The video ended and a powerful speaker began to talk about the death of her daughter in an actual car crash. Her explicit descriptions of the day it happened and the detailing of her experiences as the horrors unfolded before her eyes were impactful and poignant. Not a dry eye could be seen in the audience when her story was finished. The “victims” at the front of the room were dabbing their eyes with Kleenex and a crushing solemnity hung in the room.
A reading of letters from the victims to their parents and vice versa followed the guest speaker. Every speaker was choked with tears and it was at this moment that I, your humble writer, began to cry as well. Everyone in the bleachers surrounding me was despondent and wetted in the eyes, and those who weren’t sat still with a steely silence. An overwhelming sense of brother- and sisterhood spread through the air.

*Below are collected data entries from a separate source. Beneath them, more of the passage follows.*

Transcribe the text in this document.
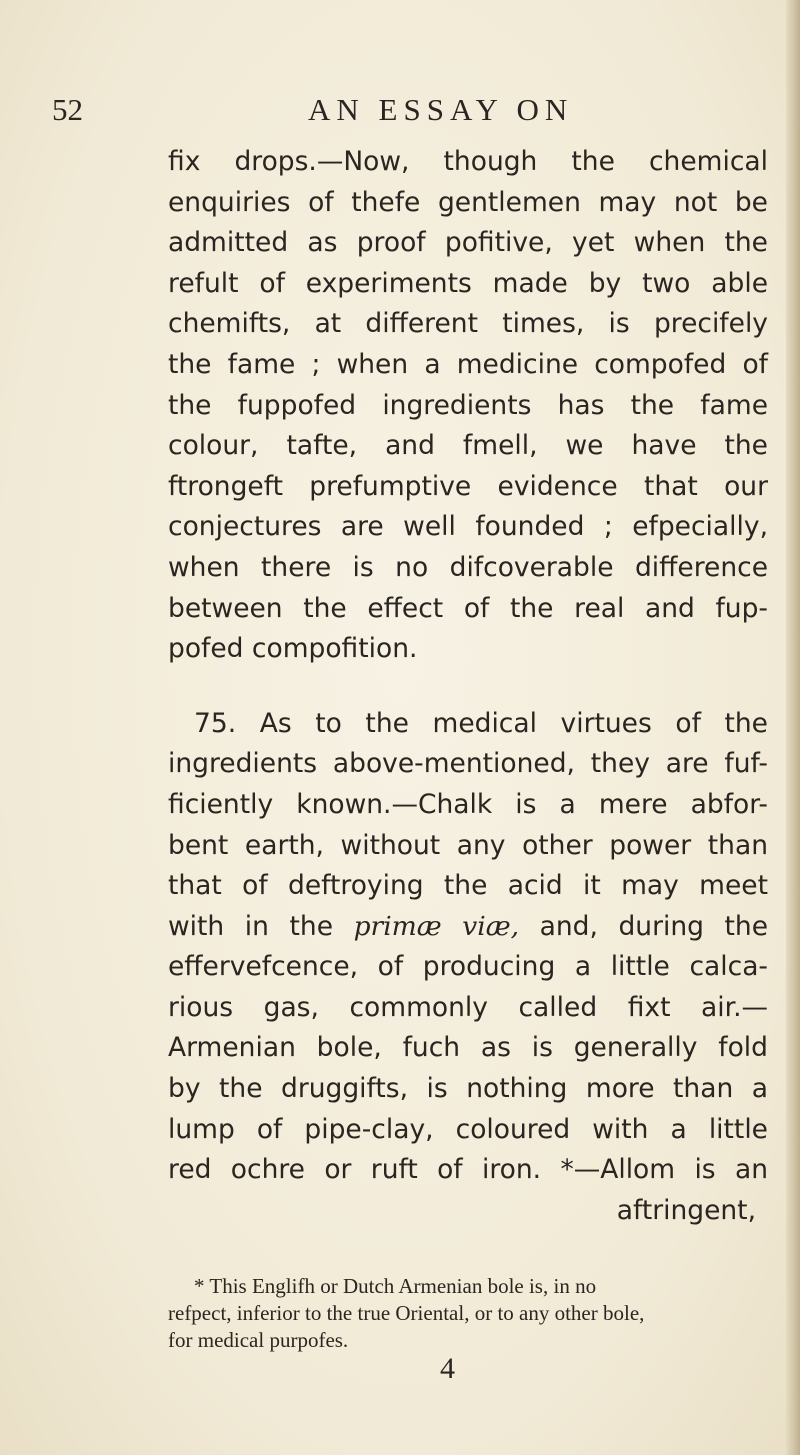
52	AN ESSAY ON
fix drops.—Now, though the chemical
enquiries of thefe gentlemen may not be
admitted as proof pofitive, yet when the
refult of experiments made by two able
chemifts, at different times, is precifely
the fame ; when a medicine compofed of
the fuppofed ingredients has the fame
colour, tafte, and fmell, we have the
ftrongeft prefumptive evidence that our
conjectures are well founded ; efpecially,
when there is no difcoverable difference
between the effect of the real and fup-
pofed compofition.
75. As to the medical virtues of the
ingredients above-mentioned, they are fuf-
ficiently known.—Chalk is a mere abfor-
bent earth, without any other power than
that of deftroying the acid it may meet
with in the primæ viæ, and, during the
effervefcence, of producing a little calca-
rious gas, commonly called fixt air.—
Armenian bole, fuch as is generally fold
by the druggifts, is nothing more than a
lump of pipe-clay, coloured with a little
red ochre or ruft of iron. *—Allom is an
aftringent,
* This Englifh or Dutch Armenian bole is, in no
refpect, inferior to the true Oriental, or to any other bole,
for medical purpofes.
4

We were all here now. No one was “too cool to care”. No one remained apathetic in the atmosphere of mournful silence. We cared as one.
It wasn’t the elaborate car crash replication or the entrance of the chopper that affected me most profoundly. It was in the climate of the gym, surrounded by my junior and senior peers, that it hit me. Momentary irresponsibility can damage someone’s life forever. Every Fifteen Minutes was more than just a simple presentation—it was, without a doubt, an overwhelmingly powerful lesson.